Immunotherapy with checkpoint inhibitors is improving the outcomes of several cancers. However, only a subset of patients respond. Therefore, predictive biomarkers are critically needed to guide treatment decisions and develop approaches to the treatment of therapeutic resistance.
We compared bioenergetics of circulating immune cells and metabolomic profiles of plasma obtained at baseline from patients with melanoma treated with anti–PD-1 therapy. We also performed single-cell RNA sequencing (scRNAseq) to correlate transcriptional changes associated with metabolic changes observed in peripheral blood mononuclear cells (PBMC) and patient plasma.

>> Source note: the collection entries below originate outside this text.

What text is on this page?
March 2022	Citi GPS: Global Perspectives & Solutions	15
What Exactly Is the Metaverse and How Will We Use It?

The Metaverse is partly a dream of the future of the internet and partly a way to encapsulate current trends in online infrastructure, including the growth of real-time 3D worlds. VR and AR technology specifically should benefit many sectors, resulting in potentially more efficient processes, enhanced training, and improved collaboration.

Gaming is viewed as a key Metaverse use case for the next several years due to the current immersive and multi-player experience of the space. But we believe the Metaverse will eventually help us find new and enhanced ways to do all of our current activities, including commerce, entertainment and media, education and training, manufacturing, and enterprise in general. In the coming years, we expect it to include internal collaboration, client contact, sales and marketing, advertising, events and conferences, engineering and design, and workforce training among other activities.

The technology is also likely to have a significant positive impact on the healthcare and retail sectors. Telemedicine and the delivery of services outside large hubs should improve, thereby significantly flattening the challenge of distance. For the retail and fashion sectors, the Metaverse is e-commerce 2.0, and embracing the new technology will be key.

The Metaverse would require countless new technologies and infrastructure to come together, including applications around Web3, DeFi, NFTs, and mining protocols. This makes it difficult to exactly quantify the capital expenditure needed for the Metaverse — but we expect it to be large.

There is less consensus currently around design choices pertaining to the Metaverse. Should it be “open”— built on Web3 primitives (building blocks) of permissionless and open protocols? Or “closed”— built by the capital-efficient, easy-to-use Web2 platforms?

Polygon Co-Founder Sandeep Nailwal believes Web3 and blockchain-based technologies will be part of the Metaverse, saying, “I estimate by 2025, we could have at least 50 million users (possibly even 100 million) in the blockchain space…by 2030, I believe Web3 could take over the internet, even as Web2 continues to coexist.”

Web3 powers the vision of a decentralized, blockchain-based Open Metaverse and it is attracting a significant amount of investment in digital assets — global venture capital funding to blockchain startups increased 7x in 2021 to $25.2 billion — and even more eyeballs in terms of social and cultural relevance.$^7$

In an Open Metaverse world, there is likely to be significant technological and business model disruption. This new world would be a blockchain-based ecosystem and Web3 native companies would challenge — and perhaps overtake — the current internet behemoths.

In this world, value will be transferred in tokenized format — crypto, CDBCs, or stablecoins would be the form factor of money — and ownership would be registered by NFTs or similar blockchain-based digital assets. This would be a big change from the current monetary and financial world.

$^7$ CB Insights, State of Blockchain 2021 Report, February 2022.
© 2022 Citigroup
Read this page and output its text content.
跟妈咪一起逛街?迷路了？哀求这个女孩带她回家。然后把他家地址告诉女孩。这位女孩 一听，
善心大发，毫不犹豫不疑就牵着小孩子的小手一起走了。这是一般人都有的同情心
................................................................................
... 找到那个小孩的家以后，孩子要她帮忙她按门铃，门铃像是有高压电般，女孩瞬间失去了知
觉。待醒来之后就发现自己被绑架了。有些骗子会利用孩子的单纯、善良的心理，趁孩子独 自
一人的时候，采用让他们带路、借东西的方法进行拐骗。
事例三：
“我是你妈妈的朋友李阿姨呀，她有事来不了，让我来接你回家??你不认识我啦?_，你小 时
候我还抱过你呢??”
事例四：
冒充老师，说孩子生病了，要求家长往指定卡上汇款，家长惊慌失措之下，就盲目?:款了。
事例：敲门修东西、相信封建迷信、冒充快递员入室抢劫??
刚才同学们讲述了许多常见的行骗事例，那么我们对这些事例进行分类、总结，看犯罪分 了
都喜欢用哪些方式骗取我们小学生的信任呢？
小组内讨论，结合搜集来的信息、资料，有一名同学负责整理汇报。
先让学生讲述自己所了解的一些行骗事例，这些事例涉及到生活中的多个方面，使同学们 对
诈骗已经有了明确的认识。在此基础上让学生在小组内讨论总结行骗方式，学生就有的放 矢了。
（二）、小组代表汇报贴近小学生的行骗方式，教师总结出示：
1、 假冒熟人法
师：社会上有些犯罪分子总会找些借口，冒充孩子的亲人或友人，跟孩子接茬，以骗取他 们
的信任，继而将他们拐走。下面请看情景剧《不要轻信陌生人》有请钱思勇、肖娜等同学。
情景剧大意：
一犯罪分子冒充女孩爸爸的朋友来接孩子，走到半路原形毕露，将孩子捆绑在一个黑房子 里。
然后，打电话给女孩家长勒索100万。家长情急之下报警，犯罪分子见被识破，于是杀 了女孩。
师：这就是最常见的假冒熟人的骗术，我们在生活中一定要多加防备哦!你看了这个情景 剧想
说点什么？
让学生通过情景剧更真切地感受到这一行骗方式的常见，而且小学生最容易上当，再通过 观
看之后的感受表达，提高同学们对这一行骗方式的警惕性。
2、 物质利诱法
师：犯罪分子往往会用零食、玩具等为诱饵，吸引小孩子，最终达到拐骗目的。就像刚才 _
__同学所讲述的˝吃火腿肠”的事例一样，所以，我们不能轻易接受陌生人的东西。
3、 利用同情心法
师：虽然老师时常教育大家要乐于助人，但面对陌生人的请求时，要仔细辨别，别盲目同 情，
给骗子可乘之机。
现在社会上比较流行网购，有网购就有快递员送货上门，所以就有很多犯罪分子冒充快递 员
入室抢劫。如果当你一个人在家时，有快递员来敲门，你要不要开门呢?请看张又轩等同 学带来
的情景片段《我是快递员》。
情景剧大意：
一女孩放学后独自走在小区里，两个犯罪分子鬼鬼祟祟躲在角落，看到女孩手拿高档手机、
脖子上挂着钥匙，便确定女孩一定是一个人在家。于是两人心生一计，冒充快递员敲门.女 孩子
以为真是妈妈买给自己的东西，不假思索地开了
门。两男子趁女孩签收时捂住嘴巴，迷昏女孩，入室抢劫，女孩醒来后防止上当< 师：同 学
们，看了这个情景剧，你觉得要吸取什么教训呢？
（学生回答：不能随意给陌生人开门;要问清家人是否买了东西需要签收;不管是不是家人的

Pretreatment PBMC from responders had a higher reserve respiratory capacity and higher basal glycolytic activity compared with nonresponders. Metabolomic analysis revealed that responder and nonresponder patient samples cluster differently, suggesting differences in metabolic signatures at baseline. Differential levels of specific lipid, amino acid, and glycolytic pathway metabolites were observed by response. Further, scRNAseq analysis revealed upregulation of T-cell genes regulating glycolysis. Our analysis showed that SLC2A14 (Glut-14; a glucose transporter) was the most significant gene upregulated in responder patients' T-cell population. Flow cytometry analysis confirmed significantly elevated cell surface expression of the Glut-14 in CD3+, CD8+, and CD4+ circulating populations in responder patients. Moreover, LDHC was also upregulated in the responder population.
Our results suggest a glycolytic signature characterizes checkpoint inhibitor responders; consistently, both ECAR and lactate-to-pyruvate ratio were significantly associated with overall survival. Together, these findings support the use of blood bioenergetics and metabolomics as predictive biomarkers of patient response to immune checkpoint inhibitor therapy.